No cenário básico da UpTrend, essa continuidade se traduz em manutenção da taxa básica de juros, a Selic, em 8,75% ao ano até meados de 2010. A partir do segundo semestre, ela subiria entre 1,25 e 1,50 ponto percentual. A previsão faz coro com a curva de juros futuros, que representa as expectativas do mercado e aponta para juros de 10,50% em dezembro de 2010.
Mas a esperada elevação da Selic não é um sinal de que o mercado teme que o BC seja tomado de assalto pelos desenvolvimentistas em março, que seriam complacentes com uma política fiscal mais frouxa e mais tolerantes à inflação apenas para gerar um crescimento econômico mais acentuado no curto prazo que sirva de bandeira eleitoral a Lula e seus aliados. Pelo contrário. A subida dos juros é uma aposta dos analistas de que o BC continuará zelando pelo poder de compra da moeda. “A curva de juros não foi contaminada por fatores políticos até agora”, diz Pedro Alceu Cardoso, gerente de renda variável da corretora Tov.
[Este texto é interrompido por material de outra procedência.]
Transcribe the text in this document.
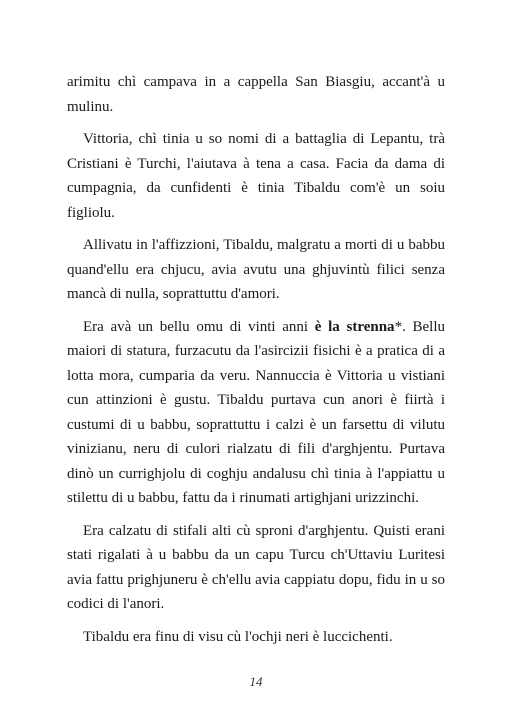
arimitu chì campava in a cappella San Biasgiu, accant'à u mulinu.

Vittoria, chì tinia u so nomi di a battaglia di Lepantu, trà Cristiani è Turchi, l'aiutava à tena a casa. Facia da dama di cumpagnia, da cunfidenti è tinia Tibaldu com'è un soiu figliolu.

Allivatu in l'affizzioni, Tibaldu, malgratu a morti di u babbu quand'ellu era chjucu, avia avutu una ghjuvintù filici senza mancà di nulla, soprattuttu d'amori.

Era avà un bellu omu di vinti anni è la strenna*. Bellu maiori di statura, furzacutu da l'asircizii fisichi è a pratica di a lotta mora, cumparia da veru. Nannuccia è Vittoria u vistiani cun attinzioni è gustu. Tibaldu purtava cun anori è fiirtà i custumi di u babbu, soprattuttu i calzi è un farsettu di vilutu vinizianu, neru di culori rialzatu di fili d'arghjentu. Purtava dinò un currighjolu di coghju andalusu chì tinia à l'appiattu u stilettu di u babbu, fattu da i rinumati artighjani urizzinchi.

Era calzatu di stifali alti cù sproni d'arghjentu. Quisti erani stati rigalati à u babbu da un capu Turcu ch'Uttaviu Luritesi avia fattu prighjuneru è ch'ellu avia cappiatu dopu, fidu in u so codici di l'anori.

Tibaldu era finu di visu cù l'ochji neri è luccichenti.

14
Se implementado, o reajuste dos juros no próximo ano deverá atrair mais investidores estrangeiros. Mesmo que os Estados Unidos elevem suas taxas, o Brasil ainda ostentará um dos maiores juros reais do mundo, o que torna os títulos de renda fixa atraentes aos estrangeiros. Do mesmo modo, a bolsa de valores brasileira é apontada como a mais promissora entre os emergentes por observadores de peso como Jim O’Neill, chefe da área de Pesquisa do Goldman Sachs. A entrada de dólares fará com que o real se valorize. O último relatório Focus do BC mostra que, na média, as instituições consultadas prevêem um dólar a 1,76 real no final de 2010 - há um mês, a expectativa era de 1,80 real. Para o mercado, a nova diretoria do BC vai manter a coerência da política monetária e deixar o câmbio flutuar livremente. “O Banco Central tem um mandado para cumprir a meta de inflação, não para controlar o câmbio”, afirma Vieira, da UpTrend.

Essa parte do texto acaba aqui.